Again though I make the important point that if such a reduction in timings, an impressive *60%* was based purely and simply on these index rebuilds, then it somewhat suggests that index block reads comprise well over 60% (70%, 80%, 90%+ ?) of overall reads. If your use the RBO as you mentioned earlier, then it's unlikely that the execution plan would have changed after the rebuilds.

This is an extremely puzzling scenario as index reads usually comprise only a small fraction of overall reads, even for usually inefficient indexes. This suggests in this case that you have a ratio of more than one index block for each and every index entry the SQL accesses. This in turn suggestions these night jobs are accessing large numbers of empty index blocks as part of the index scans being performed.

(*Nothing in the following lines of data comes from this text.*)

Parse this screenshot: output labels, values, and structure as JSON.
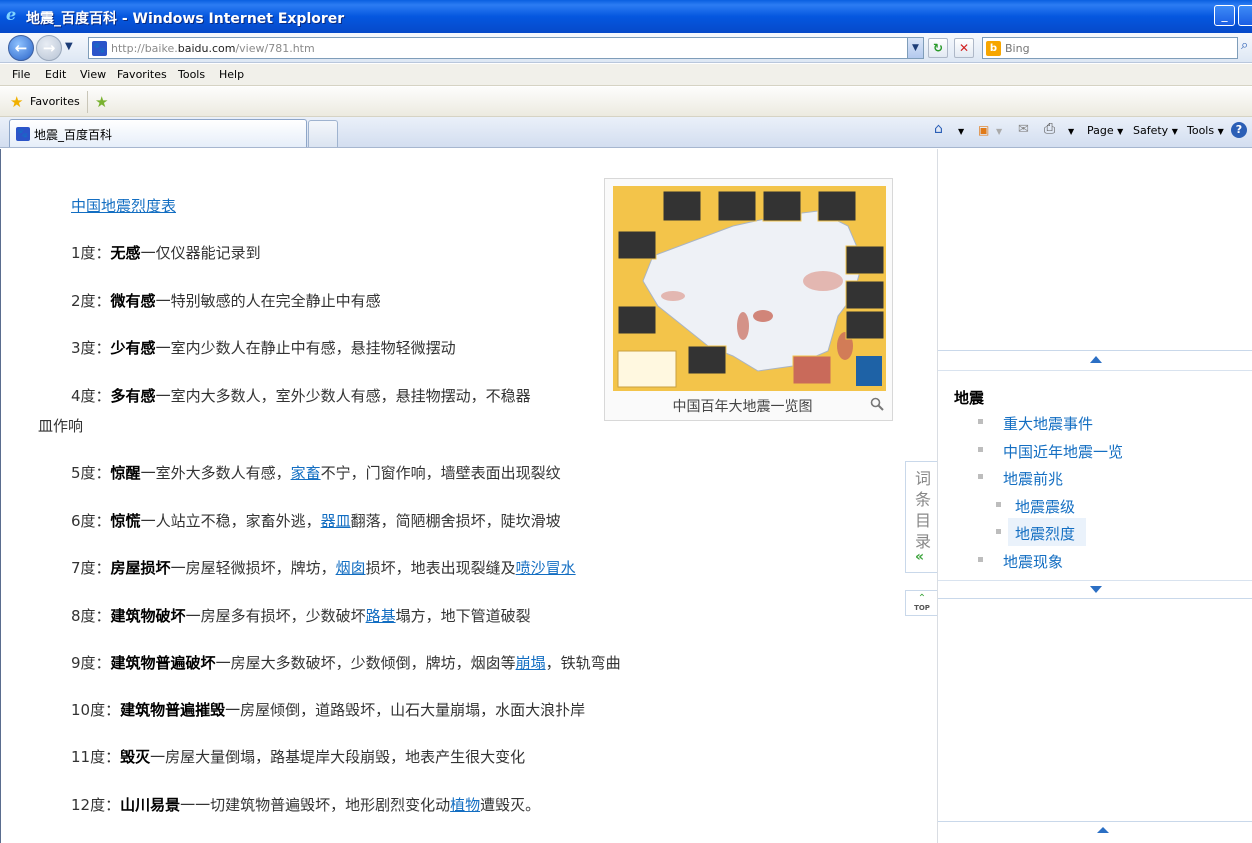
{
  "window": {
    "title": "地震_百度百科 - Windows Internet Explorer"
  },
  "nav": {
    "url_prefix": "http://baike.",
    "url_domain": "baidu.com",
    "url_path": "/view/781.htm",
    "search_placeholder": "Bing"
  },
  "menu": [
    "File",
    "Edit",
    "View",
    "Favorites",
    "Tools",
    "Help"
  ],
  "favorites": {
    "label": "Favorites"
  },
  "tab": {
    "title": "地震_百度百科"
  },
  "commandbar": {
    "page": "Page",
    "safety": "Safety",
    "tools": "Tools"
  },
  "article": {
    "heading_link": "中国地震烈度表",
    "figure_caption": "中国百年大地震一览图",
    "lines": [
      {
        "prefix": "1度：",
        "bold": "无感",
        "text": "一仅仪器能记录到"
      },
      {
        "prefix": "2度：",
        "bold": "微有感",
        "text": "一特别敏感的人在完全静止中有感"
      },
      {
        "prefix": "3度：",
        "bold": "少有感",
        "text": "一室内少数人在静止中有感，悬挂物轻微摆动"
      },
      {
        "prefix": "4度：",
        "bold": "多有感",
        "text": "一室内大多数人，室外少数人有感，悬挂物摆动，不稳器",
        "cont": "皿作响"
      },
      {
        "prefix": "5度：",
        "bold": "惊醒",
        "text_a": "一室外大多数人有感，",
        "link": "家畜",
        "text_b": "不宁，门窗作响，墙壁表面出现裂纹"
      },
      {
        "prefix": "6度：",
        "bold": "惊慌",
        "text_a": "一人站立不稳，家畜外逃，",
        "link": "器皿",
        "text_b": "翻落，简陋棚舍损坏，陡坎滑坡"
      },
      {
        "prefix": "7度：",
        "bold": "房屋损坏",
        "text_a": "一房屋轻微损坏，牌坊，",
        "link": "烟囱",
        "text_b": "损坏，地表出现裂缝及",
        "link2": "喷沙冒水"
      },
      {
        "prefix": "8度：",
        "bold": "建筑物破坏",
        "text_a": "一房屋多有损坏，少数破坏",
        "link": "路基",
        "text_b": "塌方，地下管道破裂"
      },
      {
        "prefix": "9度：",
        "bold": "建筑物普遍破坏",
        "text_a": "一房屋大多数破坏，少数倾倒，牌坊，烟囱等",
        "link": "崩塌",
        "text_b": "，铁轨弯曲"
      },
      {
        "prefix": "10度：",
        "bold": "建筑物普遍摧毁",
        "text": "一房屋倾倒，道路毁坏，山石大量崩塌，水面大浪扑岸"
      },
      {
        "prefix": "11度：",
        "bold": "毁灭",
        "text": "一房屋大量倒塌，路基堤岸大段崩毁，地表产生很大变化"
      },
      {
        "prefix": "12度：",
        "bold": "山川易景",
        "text_a": "一一切建筑物普遍毁坏，地形剧烈变化动",
        "link": "植物",
        "text_b": "遭毁灭。"
      }
    ]
  },
  "toc": {
    "tab_label": "词条目录",
    "top_label": "TOP",
    "title": "地震",
    "items": [
      {
        "label": "重大地震事件",
        "level": 1
      },
      {
        "label": "中国近年地震一览",
        "level": 1
      },
      {
        "label": "地震前兆",
        "level": 1
      },
      {
        "label": "地震震级",
        "level": 2
      },
      {
        "label": "地震烈度",
        "level": 2
      },
      {
        "label": "地震现象",
        "level": 1
      }
    ]
  }
}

It's really unfortunate you don't keep before and after statistics of these index rebuilds as the results would be most illuminating. As would traced execution results of the bad/good night jobs. It would also be interesting to know what kind of DML is performed on these indexes/tables, if there is significant delete activity (and I mean really really significant delete activity without subsequent inserts), if the indexes values are monotonically increasing or whether any "unusual" activity is performed on these indexes/tables. It would also be interesting to know what the SQL does, whether full index scans are performed, whether it processes particular "areas" of data (such as the older historical stuff) that might be referenced by "sick" (empty, still linked) portions of an index.

It would also be interesting to know just how well tuned these night jobs are.

It's also puzzling why with such incredible results, one lets the jobs get so bad as to take 2 1/2 times longer than usual before rebuilding the indexes again ?

I'm sorry Raoul if I sound somewhat sceptical, but for index(es) to get so inefficient as to increase processing times by a factor of 2 1/2 times, it's a very very unusual scenario.

Again with so little information, it's totally impossible to know either way but again my money is on these dramatic improvements having nothing to do (directly) with index rebuilds.